Special note: Reve produces multiple images for each prompt. Pick the two you like best, and change your modification prompt to read: “Based on @1 and @2, …” and then add your original wording.

Finally, write a report (see Susan’s Sample GenAI Report for an example) where you describe your prompts, and how what each AI system produced. Then analyze the results: which ones did you like better, and why?

Overall, how well does this kind of system work as an assistant to a human designer or artist? Is this an improvement upon “clip art” or downloading images from websites?

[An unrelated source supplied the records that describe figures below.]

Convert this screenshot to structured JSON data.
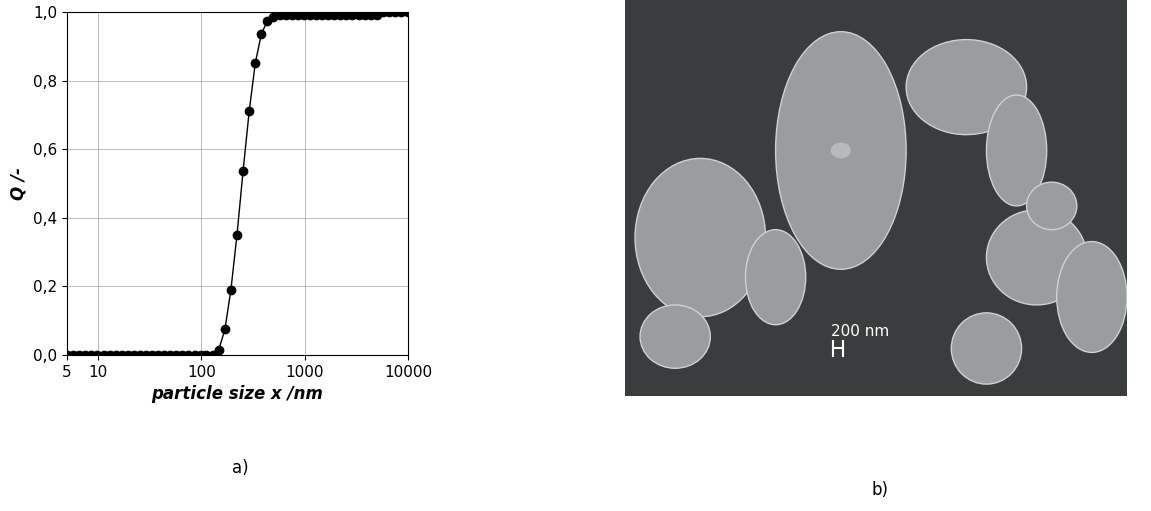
{
  "chart_data": {
    "type": "line",
    "xlabel": "particle size x /nm",
    "ylabel": "Q /-",
    "annotations": [
      "a)"
    ],
    "log": "x",
    "grid": true,
    "marker": "o",
    "line_style": "solid",
    "color": "#000000",
    "x": [
      5,
      5.7,
      6.6,
      7.5,
      8.6,
      9.8,
      11.3,
      12.9,
      14.8,
      16.9,
      19.4,
      22.2,
      25.4,
      29.1,
      33.3,
      38.1,
      43.6,
      49.9,
      57.2,
      65.5,
      75,
      85.8,
      98.3,
      112,
      129,
      147,
      169,
      193,
      221,
      253,
      290,
      332,
      380,
      435,
      498,
      571,
      653,
      748,
      857,
      981,
      1123,
      1286,
      1473,
      1686,
      1931,
      2211,
      2531,
      2898,
      3319,
      3800,
      4351,
      4982,
      5704,
      6531,
      7478,
      8562,
      10000
    ],
    "values": [
      0,
      0,
      0,
      0,
      0,
      0,
      0,
      0,
      0,
      0,
      0,
      0,
      0,
      0,
      0,
      0,
      0,
      0,
      0,
      0,
      0,
      0,
      0,
      0,
      0,
      0.015,
      0.075,
      0.19,
      0.35,
      0.535,
      0.71,
      0.85,
      0.935,
      0.975,
      0.985,
      0.99,
      0.99,
      0.99,
      0.99,
      0.99,
      0.99,
      0.99,
      0.99,
      0.99,
      0.99,
      0.99,
      0.99,
      0.99,
      0.99,
      0.99,
      0.99,
      0.99,
      1.0,
      1.0,
      1.0,
      1.0,
      1.0
    ],
    "xlim": [
      5,
      10000
    ],
    "xticks": [
      5,
      10,
      100,
      1000,
      10000
    ],
    "ylim": [
      0,
      1.0
    ],
    "yticks": [
      {
        "value": 0,
        "label": "0,0"
      },
      {
        "value": 0.2,
        "label": "0,2"
      },
      {
        "value": 0.4,
        "label": "0,4"
      },
      {
        "value": 0.6,
        "label": "0,6"
      },
      {
        "value": 0.8,
        "label": "0,8"
      },
      {
        "value": 1.0,
        "label": "1,0"
      }
    ]
  },
  "image": {
    "type": "SEM micrograph",
    "label": "b)",
    "scale_bar": "200 nm"
  }
}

I chose these three AI systems based on an article by Harry Guinness that talked about good current AI generators. I chose ones that had free modes. Note that ## Specifications for Question 6

Base specifications:

Report clearly describes initial prompt, and prompt is detailed and appropriate
Report lists 2-3 modification prompts also used
Report shows all images produced for these prompts and all three AI systems
Report discusses positives and negatives of these specific results
Report analyzes which systems performed better or worse on this particular set of prompts

Ratings:

To receive a gold rating, complete fully at least 4 specifications in all, 1 partially
To receive a silver rating, complete fully at least 3 specifications in all, 1 partially
To receive a bronze rating, complete fully at least 2 total specifications, 2 partially

What to hand in

For questions 1 and 2, you should complete ICA 16 in its Github repo.
- be sure to check the specifications here to make sure you have completed it properly
- add a note in the Moodle assignment telling us that you have completed this ICA
For questions 3 and 4, your work will be in a colab notebook, submit to Moodle a link to the notebook
- be sure it is shared with all team members, with Susan, and with Jay and Sam
- put all team member names in a text block at the top of the file
For question 5, your work will be in a colab notebook
- be sure it is shared with all team members, with Susan, and with Jay and Sam
- put all team member names in a text block at the top of the file
For question 6, your work will be a report, submit it to the appropriate homework assignment in Moodle!
- put all team member names at the top of the report
- if it is a link to a Google doc, check that it is shared with all team members, with Susan, and with Jay and Sam

In the assignment in Moodle, include a note telling me that you have submitted ICA 16, and include links to the two colab notebooks. You can either upload the report as a PDF file, or include a link to a Google Docs file.

Make sure both notebooks and all Google Docs are shared with me, with commenting privileges!